Added BofA’s Hartnett:

“BofA’s private clients have reverted to equity ‘sellers into strength’ in the past 3 weeks…indeed past 2 years in 49 of 69 weeks S&P 500 has exceeded 2800 level private clients have been sellers.”

He further noted:

“Wall St always undershoots and overshoots…most plausible reason overshoot continues is that US policy makers have stimulated more in 10 past weeks than Japan has in 30 years and US real estate/banking/consumer data turns out not to be Japanese.”

And leave it to technical analyst Sven Henrich to lay out the details:

“The market is a follow the Fed machine long trained to jump back into equities at any sign of Fed action jawboning and promises. It’s no accident that “don’t fight the Fed” is popular mantra. It’s the very proof that market participants know that the Fed is in effect targeting asset prices. Just look at the past year and a half in this chart.”

Not helping the sour mood on Wall Street was a US Manufacturing Survey showing a record collapse in output, Orders and Jobs.

We are now seeking the biggest two-day drop since the March collapse, and the early weekly gain has now evaporated. Does that mean we are on track validating the adage “sell in May and go away?”

It’s a bit early for that but come next week, all trading rooms around the world will be fully staffed again after today’s Mayday Holiday, and we’ll find out whether the bulls can regain the lost momentum of the past couple of days.

2. ETFs in the Spotlight

In case you missed the announcement and description of this section, you can read it here again.

It features some of the 10 broadly diversified domestic and sector ETFs from my HighVolume list as posted every Saturday. Furthermore, they are screened for the lowest MaxDD% number meaning they have been showing better resistance to temporary sell offs than all others over the past year.

The below table simply demonstrates the magnitude with which these ETFs are fluctuating above or below their respective individual trend lines (%+/-M/A).
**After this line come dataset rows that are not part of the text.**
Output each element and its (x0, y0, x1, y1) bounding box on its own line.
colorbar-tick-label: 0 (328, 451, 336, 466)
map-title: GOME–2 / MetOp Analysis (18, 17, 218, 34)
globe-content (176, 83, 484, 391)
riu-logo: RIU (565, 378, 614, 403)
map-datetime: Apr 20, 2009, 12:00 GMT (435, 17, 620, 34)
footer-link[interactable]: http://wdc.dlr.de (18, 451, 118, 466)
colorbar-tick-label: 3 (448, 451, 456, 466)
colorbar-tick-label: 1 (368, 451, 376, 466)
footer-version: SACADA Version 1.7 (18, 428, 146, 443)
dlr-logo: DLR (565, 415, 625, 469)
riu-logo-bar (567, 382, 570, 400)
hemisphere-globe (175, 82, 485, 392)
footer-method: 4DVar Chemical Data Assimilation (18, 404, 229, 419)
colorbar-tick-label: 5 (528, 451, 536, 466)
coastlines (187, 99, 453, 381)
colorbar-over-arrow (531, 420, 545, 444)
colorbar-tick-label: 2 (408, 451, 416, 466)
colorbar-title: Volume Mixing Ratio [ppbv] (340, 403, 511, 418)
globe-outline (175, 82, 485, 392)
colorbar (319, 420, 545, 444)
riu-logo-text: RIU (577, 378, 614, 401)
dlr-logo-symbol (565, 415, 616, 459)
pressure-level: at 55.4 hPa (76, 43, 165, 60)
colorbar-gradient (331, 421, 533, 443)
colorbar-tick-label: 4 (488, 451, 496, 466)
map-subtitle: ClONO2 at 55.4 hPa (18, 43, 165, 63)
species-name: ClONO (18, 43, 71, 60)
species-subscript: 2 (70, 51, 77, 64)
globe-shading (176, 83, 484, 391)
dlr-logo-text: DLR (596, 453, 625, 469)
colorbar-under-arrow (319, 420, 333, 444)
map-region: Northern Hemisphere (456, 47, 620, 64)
A break below, represented by a negative number, shows weakness, while a break above, represented by a positive percentage, shows strength.

For hundreds of ETF choices, be sure to reference Thursday’s StatSheet.

For this past domestic “Buy” cycle, which ended on 2/27/2020, here’s how some our candidates have fared:

Click image to enlarge

Again, the %+/-M/A column above shows the position of the various ETFs in relation to their respective long-term trend lines, while the trailing sell stops are being tracked in the “Off High” column. The “Action” column will signal a “Sell” once the -8% point has been taken out in the “Off High” column. For more volatile sector ETFs, the trigger point is -10%.

3. Trend Tracking Indexes (TTIs)

Our TTIs headed deeper into bearish territory as the markets experienced its own version of mayday on May day.

This is how we closed 05/01/2020:

Domestic TTI: -11.66% below its M/A (prior close -6.20%)—Sell signal effective 02/27/2020

International TTI: -12.64% below its M/A (prior close -10.10%)—Sell signal effective 02/26/2020

Disclosure: I am obliged to inform you that I, as well as my advisory clients, own some of the ETFs listed in the above table. Furthermore, they do not represent a specific investment recommendation for you, they merely show which ETFs from the universe I track are falling within the specified guidelines.